My friends at Penn can testify before leaving I was just smallest bit terrified about having all my courses in Spanish. At Penn and at Ibero-Americana University, I study philosophy specifically political and moral philosophy. Something I love about philosophy is the way the discipline embraces conflict and language to iterate on new ideas and arguments in pursuit of understanding the world around us and lives we are living. Classes themselves feel almost alive in a way. This dynamic academic culture of debate and analysis is also present in my classes at Ibero, though now in Spanish. No longer do the unique nuances of language and debate come easily for me as I struggle through attempting to provide an intelligent or at times simple intelligible critique of Heidegger. I have realized so much of my experience of college thus far has been shaped by my comfortability and familiarity with the English language as something I can play with without much thought.
And yet I love it. Though frustrating at times, I am so grateful that I am forced to listen more and think more concretely before speaking. Philosophy and writing itself is shaped so deeply by the language of the texts that even reading texts that I have read before in English feels like an entirely new experience. In Spanish often you do not need to include a word referring to the specific subject because the verb is conjugated in a way that makes the subject redundant. For example, “we think” can be translated as “pensamos” without the “nosotros”. For me when reading philosophical texts in Spanish, the action seems to take priority in a new way. So, when the author chooses to in fact include the subject this is a deliberate choice in a way, calling your attention to who is doing the thing.

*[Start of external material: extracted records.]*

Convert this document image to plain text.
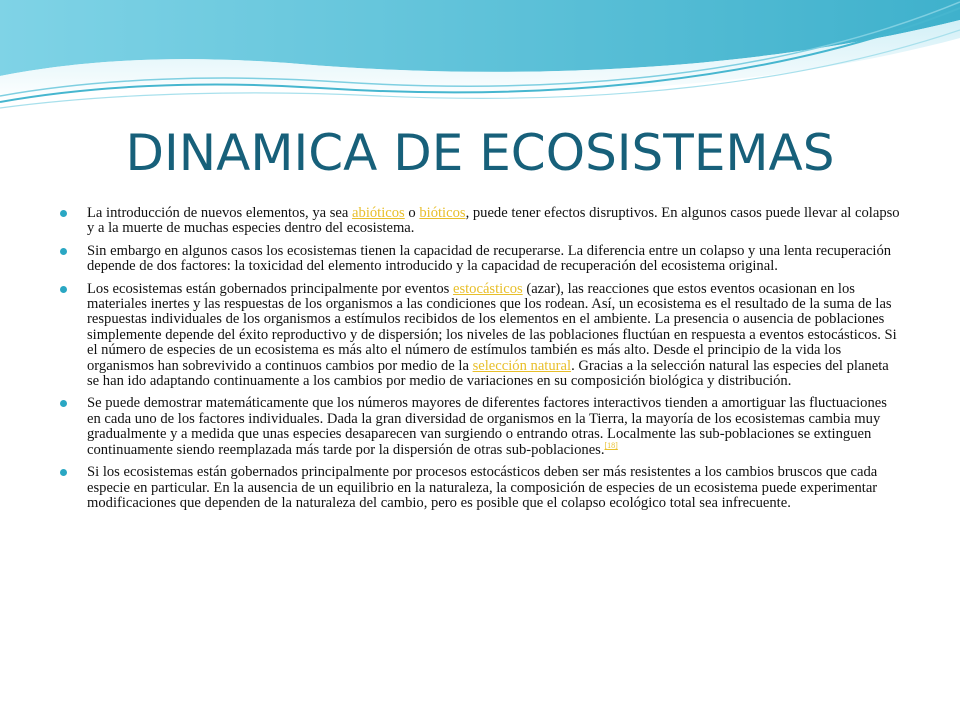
DINAMICA DE ECOSISTEMAS
La introducción de nuevos elementos, ya sea abióticos o bióticos, puede tener efectos disruptivos. En algunos casos puede llevar al colapso y a la muerte de muchas especies dentro del ecosistema.
Sin embargo en algunos casos los ecosistemas tienen la capacidad de recuperarse. La diferencia entre un colapso y una lenta recuperación depende de dos factores: la toxicidad del elemento introducido y la capacidad de recuperación del ecosistema original.
Los ecosistemas están gobernados principalmente por eventos estocásticos (azar), las reacciones que estos eventos ocasionan en los materiales inertes y las respuestas de los organismos a las condiciones que los rodean. Así, un ecosistema es el resultado de la suma de las respuestas individuales de los organismos a estímulos recibidos de los elementos en el ambiente. La presencia o ausencia de poblaciones simplemente depende del éxito reproductivo y de dispersión; los niveles de las poblaciones fluctúan en respuesta a eventos estocásticos. Si el número de especies de un ecosistema es más alto el número de estímulos también es más alto. Desde el principio de la vida los organismos han sobrevivido a continuos cambios por medio de la selección natural. Gracias a la selección natural las especies del planeta se han ido adaptando continuamente a los cambios por medio de variaciones en su composición biológica y distribución.
Se puede demostrar matemáticamente que los números mayores de diferentes factores interactivos tienden a amortiguar las fluctuaciones en cada uno de los factores individuales. Dada la gran diversidad de organismos en la Tierra, la mayoría de los ecosistemas cambia muy gradualmente y a medida que unas especies desaparecen van surgiendo o entrando otras. Localmente las sub-poblaciones se extinguen continuamente siendo reemplazada más tarde por la dispersión de otras sub-poblaciones.[18]
Si los ecosistemas están gobernados principalmente por procesos estocásticos deben ser más resistentes a los cambios bruscos que cada especie en particular. En la ausencia de un equilibrio en la naturaleza, la composición de especies de un ecosistema puede experimentar modificaciones que dependen de la naturaleza del cambio, pero es posible que el colapso ecológico total sea infrecuente.
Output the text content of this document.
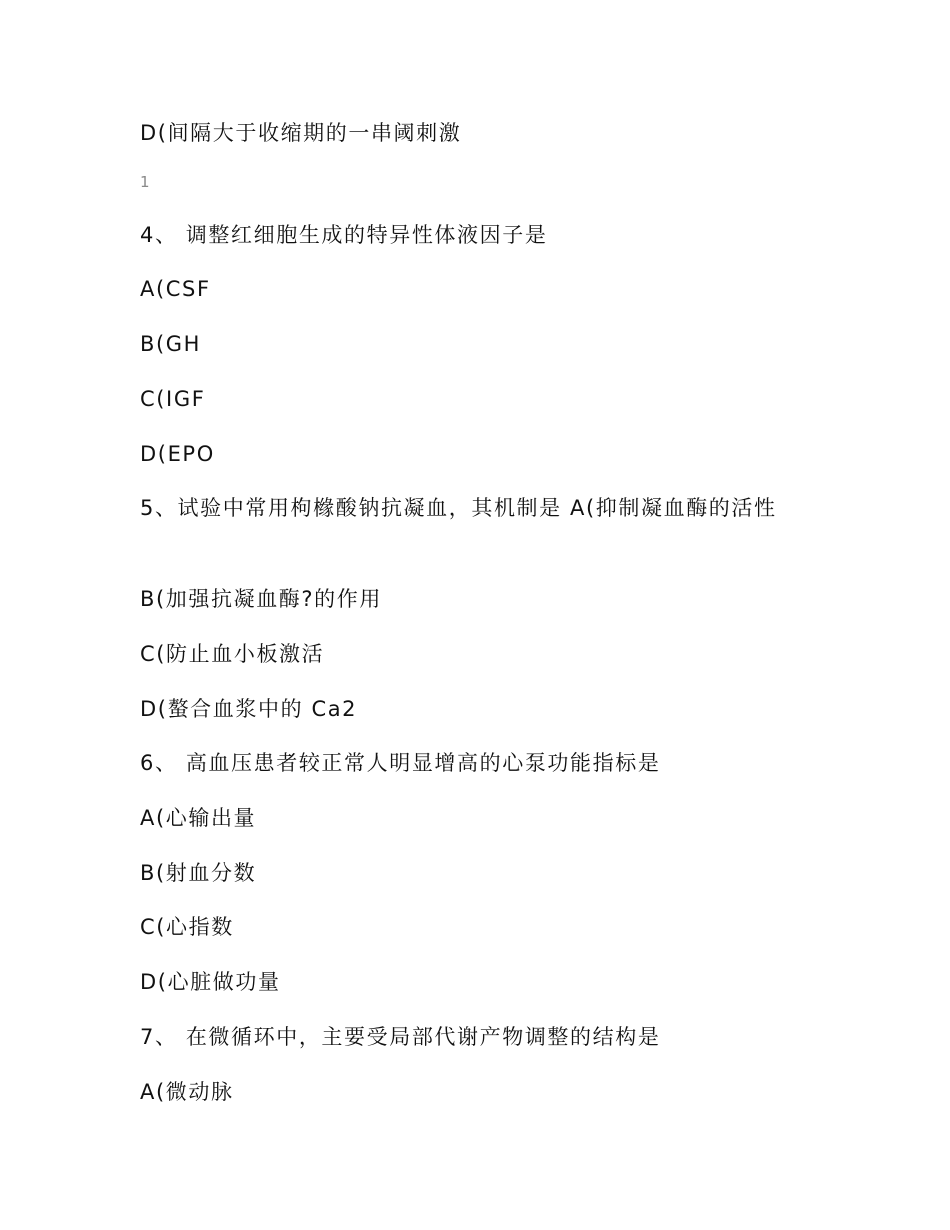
D(间隔大于收缩期的一串阈刺激

1

4、 调整红细胞生成的特异性体液因子是

A(CSF

B(GH

C(IGF

D(EPO

5、试验中常用枸橼酸钠抗凝血，其机制是 A(抑制凝血酶的活性

B(加强抗凝血酶?的作用

C(防止血小板激活

D(螯合血浆中的 Ca2

6、 高血压患者较正常人明显增高的心泵功能指标是

A(心输出量

B(射血分数

C(心指数

D(心脏做功量

7、 在微循环中，主要受局部代谢产物调整的结构是

A(微动脉
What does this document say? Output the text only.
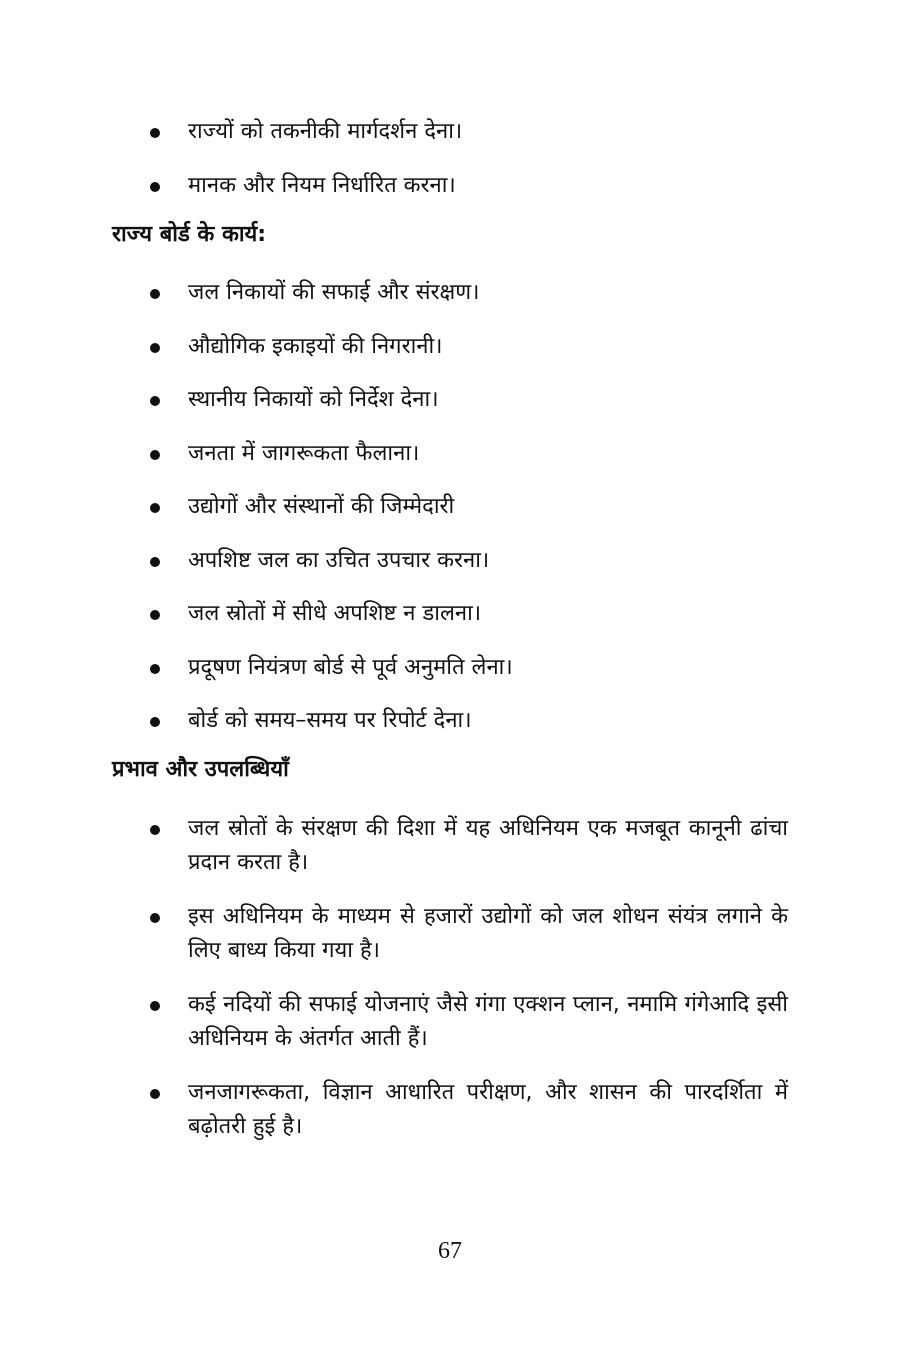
राज्यों को तकनीकी मार्गदर्शन देना।
मानक और नियम निर्धारित करना।
राज्य बोर्ड के कार्य:
जल निकायों की सफाई और संरक्षण।
औद्योगिक इकाइयों की निगरानी।
स्थानीय निकायों को निर्देश देना।
जनता में जागरूकता फैलाना।
उद्योगों और संस्थानों की जिम्मेदारी
अपशिष्ट जल का उचित उपचार करना।
जल स्रोतों में सीधे अपशिष्ट न डालना।
प्रदूषण नियंत्रण बोर्ड से पूर्व अनुमति लेना।
बोर्ड को समय–समय पर रिपोर्ट देना।
प्रभाव और उपलब्धियाँ
जल स्रोतों के संरक्षण की दिशा में यह अधिनियम एक मजबूत कानूनी ढांचा प्रदान करता है।
इस अधिनियम के माध्यम से हजारों उद्योगों को जल शोधन संयंत्र लगाने के लिए बाध्य किया गया है।
कई नदियों की सफाई योजनाएं जैसे गंगा एक्शन प्लान, नमामि गंगेआदि इसी अधिनियम के अंतर्गत आती हैं।
जनजागरूकता, विज्ञान आधारित परीक्षण, और शासन की पारदर्शिता में बढ़ोतरी हुई है।
67
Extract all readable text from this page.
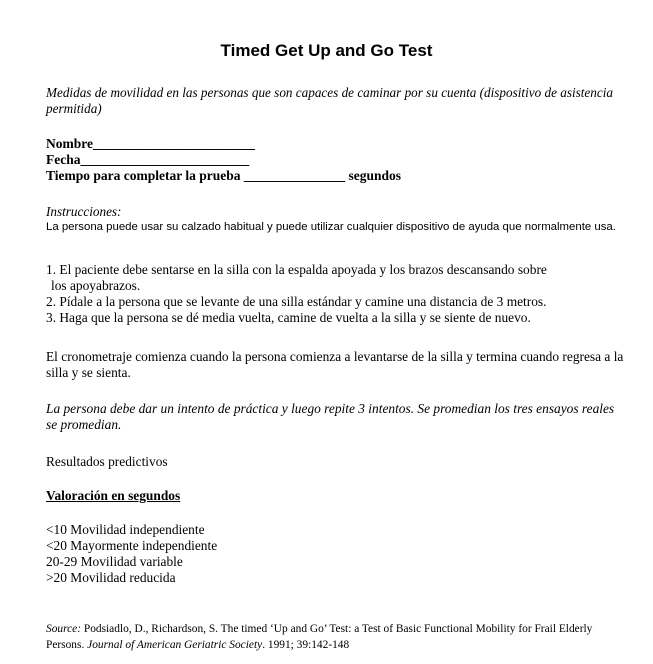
Timed Get Up and Go Test

Medidas de movilidad en las personas que son capaces de caminar por su cuenta (dispositivo de asistencia permitida)

Nombre________________________
Fecha_________________________
Tiempo para completar la prueba _______________ segundos
Instrucciones:
La persona puede usar su calzado habitual y puede utilizar cualquier dispositivo de ayuda que normalmente usa.
1. El paciente debe sentarse en la silla con la espalda apoyada y los brazos descansando sobre
los apoyabrazos.
2. Pídale a la persona que se levante de una silla estándar y camine una distancia de 3 metros.
3. Haga que la persona se dé media vuelta, camine de vuelta a la silla y se siente de nuevo.

El cronometraje comienza cuando la persona comienza a levantarse de la silla y termina cuando regresa a la silla y se sienta.

La persona debe dar un intento de práctica y luego repite 3 intentos. Se promedian los tres ensayos reales se promedian.

Resultados predictivos

Valoración en segundos

<10 Movilidad independiente
<20 Mayormente independiente
20-29 Movilidad variable
>20 Movilidad reducida

Source: Podsiadlo, D., Richardson, S. The timed ‘Up and Go’ Test: a Test of Basic Functional Mobility for Frail Elderly Persons. Journal of American Geriatric Society. 1991; 39:142-148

Especially in the currently world of technology and connection it can be so easy to stay in what feels comfortable, but I think my favorite part of studying abroad so far is letting myself be uncomfortable. As red as my face gets sometimes in class as I trip over words explaining my idea, hoping someone understands me, I am so grateful for this discomfort. The past weekend sitting in the park near my apartment I realized that for the whole evening with a new friend also studying abroad but from Barcelona, I had been able to genuinely engage in conversation about our lives, our hopes, our beliefs all in Spanish. Though there had been times when in my tired state, I flipped around pronouns accidently saying, “I had told you”, instead of “you had told me” to a very confused response, I had been living in a new language, a language which is slowly becoming a new way of expressing myself. I feel as if I have found a new way of being in the world, new people and ideas and ways of talking – all my favorite things. My discomfort is allowing me to, in a cliché, but very real way, both understand something new about myself and the world around.
To anyone considering a less common study abroad program or scared about language or being somewhere new, do it. The reality is you will be uncomfortable. You will probably say the wrong thing. But that discomfort can be good and even necessary.